Slashdot Mirror


How Pervasive is ISP Outbound Email Filtering?

Erris writes "A member of the Baton Rouge LUG noticed that Cox checks the text of outgoing email and rejects mail containing key phrases. I was aware of forced inbox filtering that has caused problems and been abused by other ISPs in China and in the US. I've also read about forced use of ISP SMTP and outbound throttling, but did not know they outbound filtered as well. How prevalent and justified is this practice? Wouldn't it be better to cut off people with infected computers than to censor the internet?"

2 of 281 comments (clear)

  1. You know, that block actually sounds reasonable... by Mr.+Roadkill · · Score: 1, Flamebait

    If what was blocked was a URL that contained his home IP address, then yes, that sounds more than reasonable to me. Hell, it makes sense for ISPs to not only block outbound email that contains a link to IP addresses in their own DSL ranges but also to IP addresses listed as dynamic by various RBLs - as a mail admin at a University, who sees all kinds of problems caused by crap coming out of ISP mail relays, I applaud this effort. Maybe they should start looking at using a few URIBLs to filter outbound mail too, as that would catch things that have been picked up elsewhere as being spamvertised. That might upset a few of their users with links in their signatures to the pyramid-marketing fruitjuice or e-marketing scheme they're trying to sucker people into, but that's not a big deal IMO (every couple of months I get an external sender complaining that we've blocked their mail for what turns out to be just such a URL - we've got thousands of rejections per day that are at least in part due to URIBLs, and that's almost exclusively the kind of "false-positive" I get from URIBLs. I've had the occasional "real business" with polluted lists, but for the most part they're effective and painless. Makes it hard to discuss spam or viruses with the raw URLs though, which I assume is part of why [whatever]CERT munges URLs in its notifications)

    I don't consider this censorship - I consider it risk-minimisation. Almost all email that contains a numeric URL is likely to be spam, but probably not all of it - so it makes sense, to me, to block outbound mail that contains either one one of your organisation's DSL IP addresses or the ISP-assigned PTR for that IP address. There are lots of dynamic DNS providers out there, so why not use one of them?

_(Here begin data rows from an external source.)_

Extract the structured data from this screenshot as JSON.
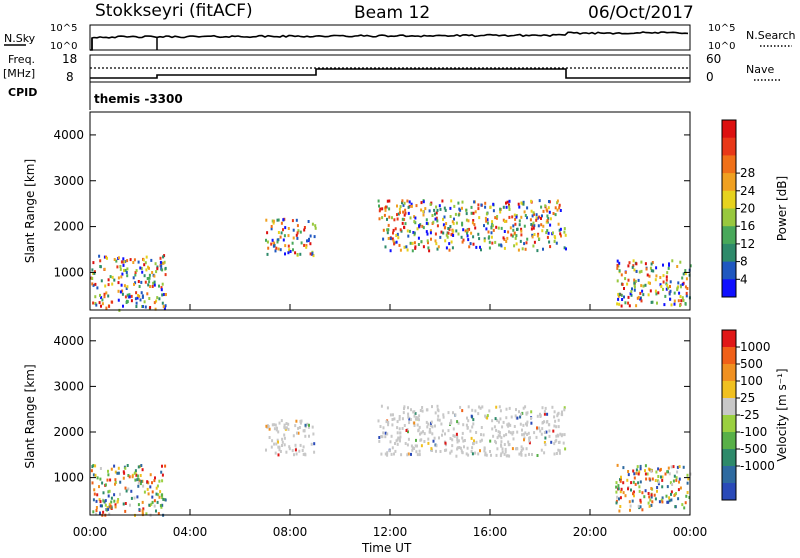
{
  "header": {
    "radar": "Stokkseyri (fitACF)",
    "beam": "Beam 12",
    "date": "06/Oct/2017"
  },
  "noise_panel": {
    "left_label": "N.Sky",
    "left_ticks": [
      "10^5",
      "10^0"
    ],
    "right_label": "N.Search",
    "right_ticks": [
      "10^5",
      "10^0"
    ]
  },
  "freq_panel": {
    "left_label_line1": "Freq.",
    "left_label_line2": "[MHz]",
    "left_ticks": [
      "18",
      "8"
    ],
    "right_label": "Nave",
    "right_ticks": [
      "60",
      "0"
    ],
    "cpid_label": "CPID",
    "cpid_value": "themis  -3300"
  },
  "chart_data": [
    {
      "type": "heatmap",
      "title": "",
      "quantity": "Power",
      "xlabel": "Time UT",
      "ylabel": "Slant Range [km]",
      "xlim": [
        "00:00",
        "24:00"
      ],
      "ylim": [
        180,
        4500
      ],
      "x_ticks": [
        "00:00",
        "04:00",
        "08:00",
        "12:00",
        "16:00",
        "20:00",
        "00:00"
      ],
      "y_ticks": [
        1000,
        2000,
        3000,
        4000
      ],
      "colorbar": {
        "label": "Power [dB]",
        "tick_labels": [
          "4",
          "8",
          "12",
          "16",
          "20",
          "24",
          "28"
        ],
        "colors": [
          "#1010ff",
          "#2058c0",
          "#2e8a6a",
          "#48a85a",
          "#98c83e",
          "#e6d21e",
          "#f0a020",
          "#f07018",
          "#e83818",
          "#dc1010"
        ]
      },
      "features": [
        {
          "t_start": 0.0,
          "t_end": 3.0,
          "range_min": 200,
          "range_max": 1400,
          "level": "mixed 8-28 dB"
        },
        {
          "t_start": 7.0,
          "t_end": 9.0,
          "range_min": 1400,
          "range_max": 2200,
          "level": "8-24 dB"
        },
        {
          "t_start": 11.5,
          "t_end": 19.0,
          "range_min": 1500,
          "range_max": 2600,
          "level": "8-24 dB"
        },
        {
          "t_start": 21.0,
          "t_end": 24.0,
          "range_min": 300,
          "range_max": 1300,
          "level": "12-28 dB"
        }
      ]
    },
    {
      "type": "heatmap",
      "title": "",
      "quantity": "Velocity",
      "xlabel": "Time UT",
      "ylabel": "Slant Range [km]",
      "xlim": [
        "00:00",
        "24:00"
      ],
      "ylim": [
        180,
        4500
      ],
      "x_ticks": [
        "00:00",
        "04:00",
        "08:00",
        "12:00",
        "16:00",
        "20:00",
        "00:00"
      ],
      "y_ticks": [
        1000,
        2000,
        3000,
        4000
      ],
      "colorbar": {
        "label": "Velocity [m s⁻¹]",
        "tick_labels": [
          "1000",
          "500",
          "100",
          "25",
          "-25",
          "-100",
          "-500",
          "-1000"
        ],
        "colors": [
          "#2a4ab8",
          "#2e6aa0",
          "#2e8a6a",
          "#58b048",
          "#9ad040",
          "#c8c8c8",
          "#f0c020",
          "#f09020",
          "#f06018",
          "#e01818"
        ]
      },
      "features": [
        {
          "t_start": 0.0,
          "t_end": 3.0,
          "range_min": 200,
          "range_max": 1300,
          "velocity": "mixed ±500"
        },
        {
          "t_start": 7.0,
          "t_end": 9.0,
          "range_min": 1500,
          "range_max": 2300,
          "velocity": "-25 to 25"
        },
        {
          "t_start": 11.5,
          "t_end": 19.0,
          "range_min": 1500,
          "range_max": 2600,
          "velocity": "-25 to 25"
        },
        {
          "t_start": 21.0,
          "t_end": 24.0,
          "range_min": 300,
          "range_max": 1300,
          "velocity": "mixed -1000 to 1000"
        }
      ]
    }
  ]
}
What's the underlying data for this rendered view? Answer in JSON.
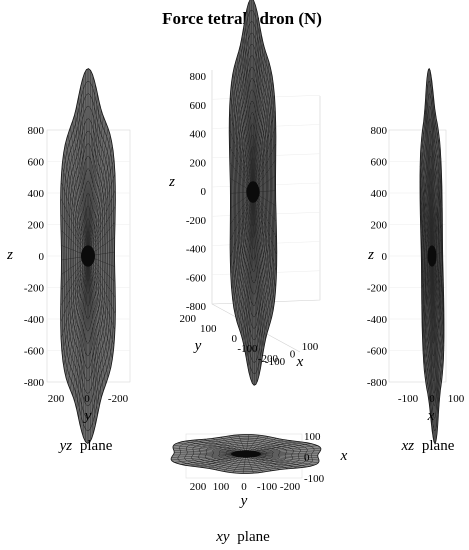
{
  "figure": {
    "title": "Force tetrahedron (N)"
  },
  "chart_data": [
    {
      "type": "surface",
      "name": "yz-view",
      "caption_var": "yz",
      "caption_word": "plane",
      "xlabel": "y",
      "ylabel": "z",
      "xticks": [
        "200",
        "0",
        "-200"
      ],
      "yticks": [
        "800",
        "600",
        "400",
        "200",
        "0",
        "-200",
        "-400",
        "-600",
        "-800"
      ],
      "ylim": [
        -800,
        800
      ],
      "xlim": [
        250,
        -250
      ]
    },
    {
      "type": "surface",
      "name": "isometric-view",
      "zlabel": "z",
      "xlabel": "x",
      "ylabel": "y",
      "zticks": [
        "800",
        "600",
        "400",
        "200",
        "0",
        "-200",
        "-400",
        "-600",
        "-800"
      ],
      "yticks": [
        "200",
        "100",
        "0",
        "-100",
        "-200"
      ],
      "xticks": [
        "100",
        "0",
        "-100"
      ],
      "zlim": [
        -800,
        800
      ]
    },
    {
      "type": "surface",
      "name": "xz-view",
      "caption_var": "xz",
      "caption_word": "plane",
      "xlabel": "x",
      "ylabel": "z",
      "xticks": [
        "-100",
        "0",
        "100"
      ],
      "yticks": [
        "800",
        "600",
        "400",
        "200",
        "0",
        "-200",
        "-400",
        "-600",
        "-800"
      ],
      "ylim": [
        -800,
        800
      ],
      "xlim": [
        -100,
        100
      ]
    },
    {
      "type": "surface",
      "name": "xy-view",
      "caption_var": "xy",
      "caption_word": "plane",
      "xlabel": "y",
      "ylabel": "x",
      "xticks": [
        "200",
        "100",
        "0",
        "-100",
        "-200"
      ],
      "yticks": [
        "100",
        "0",
        "-100"
      ],
      "xlim": [
        250,
        -250
      ],
      "ylim": [
        -100,
        100
      ]
    }
  ]
}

    Anyway, in this day and age anyone sending mail with an IP address in a URL needs their head examined - unless they know for a FACT that it will get through to their intended recipient, and they have VERY good reasons to do so. There are lots of different filtering systems out there, and some of them do things that you or I might consider odd or inappropriate. Maybe some organisation's mail system has a spam quarantine system, and messages with numeric URLs go there - along with every other one of the several thousand pieces of junk some users get per week. Who has time to check that? As a result, real messages WILL get lost amongst the garbage. Same deal with local filtering.

    At least with a good, honest block (at either your ISP's end, or the recipient's), you *know* there's a problem and can do something about it. Quarantining, routing to /dev/null (which is close enough in practice to what happens in practice for quarantined messages for heavily spammed users), local filtering at the desktop and the like can all result in a recipient never seeing a message and the sender not knowing that it wasn't seen. This is *NOT* your Grandpa's Internet - it's a terrific example of the Tragedy of the Commons, where the spammers and scammers and fuckwits have ruined things for everybody. We can whine about the unfairness of these kinds of measures and their effects, much as we might whine about the unfairness of driving tests or three-day waits to purchase handguns or the limits to the quantity of pseudoephedrine we can purchase over the counter, or we can look at the reasons why such measures might be appropriate and try to find ways to ensure we can work within the limits that are there. You want to drive, spend time at the pistol range or treat your hayfever? Fine, you can do that, but there are some things you need to do to ensure others are protected from arsehats. You want to send mail? Fine, you can do that, but again there may be some things you need to take into account that protect you and others from arsehats too.

  2. Re:Not Comcast by STrinity · · Score: 0, Flamebait

    They decided to tell me that they could as a ONE TIME courtesy re-open the port, but 'it will probably be blocked again because the problem that caused it to be blocked probably wasn't fixed' (even after I told them that I had found the problem and fixed it, in addition to monitored all transmissions over port 25 for an hour)...
    Which is exactly what a spammer would say. I would say that Comcast is justified in their actions -- spammers deserve no quarter, and if a few innocents must fall in the war against them, I can live with it.